Il Papa argentino analizza le situazioni più calde: «Il mondo intero si attende dal G20 un accordo sempre più ampio che possa portare, nel quadro dell’ordinamento delle Nazioni Unite, a un definitivo arresto nel Medio Oriente dell’ingiusta aggressione rivolta contro differenti gruppi, religiosi ed etnici, incluse le minoranze». È la drammatica situazione dei cristiani in Medio Oriente, braccati e perseguitati: c’è bisogno di «un accordo che porti a eliminare le cause profonde del terrorismo, che ha raggiunto proporzioni inimmaginabili e che ha come “carburante” la povertà, il sottosviluppo, l’esclusione».

In Medio Oriente la soluzione – ripete Papa Francesco - «non può essere esclusivamente di natura militare ma deve concentrarsi su coloro che in un modo o nell’altro incoraggiano gruppi terroristici con l’appoggio politico, il commercio illegale di petrolio e la fornitura di armi e tecnologia». Fiumi di soldi e petrolio, di armamenti e tecnologie inondano i terroristi del cosiddetto Stato islamico, ma i veri finanziatori si nascondono nelle pieghe dell’opulenza e del fanatismo. Finché questi fiumi non seccheranno il terrorismo continuerà a sacrificare le sue vittime.

Ma occorre anche «uno sforzo educativo e una consapevolezza più chiara che la religione non può essere sfruttata come via per giustificare la violenza», come fanno spudoratamente le dittature islamiche. La situazione in Medio Oriente – aggiunge - ripropone «il dibattito sulla responsabilità della comunità internazionale di proteggere gli individui e i popoli da attacchi estremi ai diritti umani e contro il totale disprezzo del diritto umanitario».

I Paesi del G20 devono intervenire contro altre aggressioni che rendono i poveri sempre più poveri e i ricchi sempre più ricchi. Bergoglio elenca queste aggressioni: «Gli abusi nel sistema finanziario, le transazioni che hanno portato alla crisi del 2008 e più in generale alla speculazione sciolta da vincoli politici o giuridici e alla mentalità che vede nella massimizzazione dei profitti il criterio finale di ogni attività economica. Una mentalità nella quale le persone sono in ultima analisi scartate non raggiungerà mai la pace e la giustizia». Sottolinea che i vari conflitti «lasciano profonde cicatrici e producono situazioni umanitarie insopportabili in varie parti del mondo».
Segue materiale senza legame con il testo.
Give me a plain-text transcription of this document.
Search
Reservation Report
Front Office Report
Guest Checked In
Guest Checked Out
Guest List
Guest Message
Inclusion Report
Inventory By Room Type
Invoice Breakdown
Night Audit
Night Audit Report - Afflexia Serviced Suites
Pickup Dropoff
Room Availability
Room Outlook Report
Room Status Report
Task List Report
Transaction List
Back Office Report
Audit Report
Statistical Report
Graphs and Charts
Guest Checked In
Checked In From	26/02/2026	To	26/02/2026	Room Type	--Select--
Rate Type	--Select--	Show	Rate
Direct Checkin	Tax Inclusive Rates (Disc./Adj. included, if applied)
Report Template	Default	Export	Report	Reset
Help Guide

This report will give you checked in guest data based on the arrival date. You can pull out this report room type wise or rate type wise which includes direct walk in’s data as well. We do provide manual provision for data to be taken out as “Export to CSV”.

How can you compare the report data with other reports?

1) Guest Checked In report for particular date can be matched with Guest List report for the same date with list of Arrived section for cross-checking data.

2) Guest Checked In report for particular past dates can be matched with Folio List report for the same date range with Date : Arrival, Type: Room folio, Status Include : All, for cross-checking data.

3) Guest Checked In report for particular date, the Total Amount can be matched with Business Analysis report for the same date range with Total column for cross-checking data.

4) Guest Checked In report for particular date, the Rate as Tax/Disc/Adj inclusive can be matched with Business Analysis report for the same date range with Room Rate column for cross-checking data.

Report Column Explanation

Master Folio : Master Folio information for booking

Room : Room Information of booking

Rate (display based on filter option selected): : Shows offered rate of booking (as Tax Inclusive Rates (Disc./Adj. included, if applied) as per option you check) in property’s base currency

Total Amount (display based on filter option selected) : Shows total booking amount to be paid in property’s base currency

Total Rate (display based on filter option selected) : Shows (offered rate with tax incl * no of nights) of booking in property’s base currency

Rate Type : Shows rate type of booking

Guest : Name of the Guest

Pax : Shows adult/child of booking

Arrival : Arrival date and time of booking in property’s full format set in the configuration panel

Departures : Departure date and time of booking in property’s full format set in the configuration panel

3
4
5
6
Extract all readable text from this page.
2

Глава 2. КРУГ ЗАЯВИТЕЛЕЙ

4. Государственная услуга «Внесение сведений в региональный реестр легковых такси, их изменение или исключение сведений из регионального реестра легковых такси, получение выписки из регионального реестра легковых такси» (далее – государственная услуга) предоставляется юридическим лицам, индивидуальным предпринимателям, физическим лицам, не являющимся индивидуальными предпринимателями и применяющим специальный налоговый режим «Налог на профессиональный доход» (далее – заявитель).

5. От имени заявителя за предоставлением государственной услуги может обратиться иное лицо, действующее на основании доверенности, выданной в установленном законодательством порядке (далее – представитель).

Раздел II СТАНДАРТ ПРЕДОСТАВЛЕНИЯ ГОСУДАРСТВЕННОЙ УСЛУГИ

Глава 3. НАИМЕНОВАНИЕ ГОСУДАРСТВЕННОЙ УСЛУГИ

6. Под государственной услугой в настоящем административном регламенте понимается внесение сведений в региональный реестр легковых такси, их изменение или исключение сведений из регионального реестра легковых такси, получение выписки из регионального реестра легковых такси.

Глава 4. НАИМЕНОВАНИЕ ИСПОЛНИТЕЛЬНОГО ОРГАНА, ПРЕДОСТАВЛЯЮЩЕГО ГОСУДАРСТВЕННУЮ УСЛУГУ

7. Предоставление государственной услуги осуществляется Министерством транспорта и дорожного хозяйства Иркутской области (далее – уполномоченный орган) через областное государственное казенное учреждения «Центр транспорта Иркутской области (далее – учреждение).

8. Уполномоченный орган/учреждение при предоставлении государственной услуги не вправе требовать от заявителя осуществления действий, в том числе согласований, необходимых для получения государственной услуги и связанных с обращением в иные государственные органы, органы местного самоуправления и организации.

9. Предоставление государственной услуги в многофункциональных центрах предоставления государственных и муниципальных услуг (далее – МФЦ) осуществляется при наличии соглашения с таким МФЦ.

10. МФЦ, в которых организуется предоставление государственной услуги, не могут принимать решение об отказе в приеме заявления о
Attraverso il G20 il Pontefice guarda alle Nazioni Unite e all’Agenda post-2015: essa deve includere «gli argomenti vitali del lavoro dignitoso per tutti e del cambiamento climatico. È mia speranza che possa essere raggiunto un sostanziale ed effettivo consenso. Spero che le valutazioni dei risultati di questo consenso non si restringeranno agli indici globali, ma prenderanno in considerazione il reale miglioramento delle condizioni di vita delle famiglie più povere e la riduzione di tutte le forme di inaccettabile disuguaglianza».

Nella visita a Cagliari domenica 22 settembre 2013 un giovane disoccupato gli parlò a nome di tutti: «Spesso la disgregazione della famiglia è la conseguenza della grave crisi occupazionale. Papa Francesco, papà di noi tutti! Non lasciare che il gregge a te affidato venga disperso e sbranato da questo lupo cattivo che è la mancanza di speranza, che divora le nostre vite. Non lasciarci soli».

Papa Bergoglio, profondamente scosso, improvvisò un’accorata risposta partendo dal ricordo della sua famiglia emigrata dal Piemonte all’Argentina spinta dalla miseria: «È una realtà che conosco bene per l’esperienza avuta in Argentina. Io non l’ho conosciuta, ma la mia famiglia sì: mio papà, giovane, è andato in Argentina pieno di illusioni a "farsi l’America". E ha sofferto la terribile crisi degli anni Trenta. Hanno perso tutto! Non c’era lavoro! E io ho sentito, nella mia infanzia, parlare di questo a casa… Io non l’ho visto, non ero ancora nato, ma ho sentito parlare di questa sofferenza. Ma devo dirvi: coraggio! Devo fare tutto perché questa non sia una bella parola di passaggio, non sia un sorriso di un impiegato cordiale della Chiesa».

Era la terribile crisi iniziata il 24 ottobre 1929, anche quella volta, dalla Borsa di Wall Street a New York e dalle banche americane. Crisi che ridusse tutto il mondo sul lastrico e che terminò nel 1932.